08-11-2010 01:54 PM - edited 03-11-2019 11:24 AM
We have a pair of ASA5510 running 7.2 (4) 30 in Active/Standby Failover mode.
We have all interfaces with Primary and Secondary IP Addresses.
All Interfaces on both units are up and working.
There is a single switch between workstations and ASAs. ASAs and switches are configured with OSPF.
I have always been able to get to both "inside" interfaces on the Primary and Secondary ASAs, but I am currently not able to get to the Secondary unit.
When looking at the failover status, I see the Secondary unit has all interfaces as up and normal and ready to become the active unit.
The reason I cannot get to the secondary unit, is that there are no OSPF routes in the route table, only static and connected, and there are no (and never have been) static routes pointing to the inside networks.

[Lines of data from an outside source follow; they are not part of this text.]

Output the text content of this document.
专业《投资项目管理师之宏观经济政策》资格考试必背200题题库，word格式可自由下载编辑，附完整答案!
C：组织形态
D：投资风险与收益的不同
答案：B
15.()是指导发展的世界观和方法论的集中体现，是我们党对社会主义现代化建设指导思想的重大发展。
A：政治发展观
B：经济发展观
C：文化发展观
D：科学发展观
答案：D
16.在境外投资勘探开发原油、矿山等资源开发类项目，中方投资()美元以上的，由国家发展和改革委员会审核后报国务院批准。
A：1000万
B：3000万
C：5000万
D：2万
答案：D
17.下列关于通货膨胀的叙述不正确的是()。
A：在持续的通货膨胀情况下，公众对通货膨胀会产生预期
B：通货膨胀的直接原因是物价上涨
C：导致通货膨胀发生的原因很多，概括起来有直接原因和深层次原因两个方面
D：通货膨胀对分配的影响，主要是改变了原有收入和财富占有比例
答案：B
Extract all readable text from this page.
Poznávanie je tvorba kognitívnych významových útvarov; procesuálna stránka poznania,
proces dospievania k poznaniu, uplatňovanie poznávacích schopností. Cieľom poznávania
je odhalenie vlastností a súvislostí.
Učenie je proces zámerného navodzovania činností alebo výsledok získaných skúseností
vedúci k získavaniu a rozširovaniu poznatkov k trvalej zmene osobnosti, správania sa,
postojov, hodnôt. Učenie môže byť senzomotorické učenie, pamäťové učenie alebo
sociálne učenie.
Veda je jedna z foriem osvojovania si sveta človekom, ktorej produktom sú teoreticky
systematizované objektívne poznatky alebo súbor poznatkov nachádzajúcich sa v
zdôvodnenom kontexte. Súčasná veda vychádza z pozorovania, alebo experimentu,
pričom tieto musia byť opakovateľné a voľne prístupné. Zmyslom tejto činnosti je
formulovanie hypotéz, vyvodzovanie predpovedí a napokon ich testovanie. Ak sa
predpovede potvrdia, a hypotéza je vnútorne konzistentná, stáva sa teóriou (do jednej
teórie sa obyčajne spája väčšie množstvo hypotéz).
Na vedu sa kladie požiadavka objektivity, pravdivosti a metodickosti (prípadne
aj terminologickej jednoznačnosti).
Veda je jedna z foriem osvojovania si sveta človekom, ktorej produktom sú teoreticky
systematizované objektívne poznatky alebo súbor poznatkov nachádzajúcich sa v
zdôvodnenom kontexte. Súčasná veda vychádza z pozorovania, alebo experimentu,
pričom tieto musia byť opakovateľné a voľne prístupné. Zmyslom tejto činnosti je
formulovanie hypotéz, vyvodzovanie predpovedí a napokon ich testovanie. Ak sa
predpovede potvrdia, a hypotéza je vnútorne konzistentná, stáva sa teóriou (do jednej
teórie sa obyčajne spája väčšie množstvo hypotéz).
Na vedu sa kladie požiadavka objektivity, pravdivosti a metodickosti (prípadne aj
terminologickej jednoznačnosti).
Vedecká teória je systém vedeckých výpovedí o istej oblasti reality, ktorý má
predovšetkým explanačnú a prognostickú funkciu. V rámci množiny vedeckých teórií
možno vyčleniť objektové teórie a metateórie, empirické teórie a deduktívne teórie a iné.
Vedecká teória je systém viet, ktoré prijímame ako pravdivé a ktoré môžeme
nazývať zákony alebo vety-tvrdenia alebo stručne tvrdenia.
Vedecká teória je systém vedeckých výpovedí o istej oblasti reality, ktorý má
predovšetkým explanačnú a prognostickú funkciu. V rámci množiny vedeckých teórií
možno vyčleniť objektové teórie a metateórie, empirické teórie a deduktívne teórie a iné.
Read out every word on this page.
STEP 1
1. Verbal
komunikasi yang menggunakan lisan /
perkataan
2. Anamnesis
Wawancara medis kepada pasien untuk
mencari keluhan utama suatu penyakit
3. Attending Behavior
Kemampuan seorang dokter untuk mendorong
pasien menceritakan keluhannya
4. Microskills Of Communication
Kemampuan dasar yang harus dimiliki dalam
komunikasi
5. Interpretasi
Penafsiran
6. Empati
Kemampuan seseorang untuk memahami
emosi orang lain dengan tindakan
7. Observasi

All of that routing is handled by OSPF.
I have never looked in the Standby unit to see if there was a fully populated OSPF route table the same as the Primary.
Is there supposed be a functional OSPF route table in the Secondary unit, or is that populated when it becomes the Primary?
I would assume there was because I could get to it before from different vlans.
08-11-2010 02:21 PM
Hello,
What you are seeing is normal. The secondary will not have a fully populated
OSPF table until it becomes primary (Dynamic routing protocol information is
not sync'd between primary/secondary).
http://www.cisco.com/en/US/docs/security/asa/asa82/configuration/guide/ha_ov
erview.html#wp1078941
The table in the above link refers to all the components that are sync'd/not
sync'd between the active/standby devices.
Hope this helps.
Regards,
NT
08-11-2010 02:31 PM
Richard
As NT says, this is normal and to be honest one of the disadvantages of running a dynamic routing protocol in active/standby because not only can you sometimes not get to the standby as you have found, but more importantly if the firewall does failover you have to wait for the standby to build it's routing table before it can start forwardng traffic.
Obviously if you can connect from the directly connected vlan you will not need to rely on OSPF not running so you need to telnet to the switch that has the L3 routed interface that is common to the ASA inside interface, if there is one which there probably is.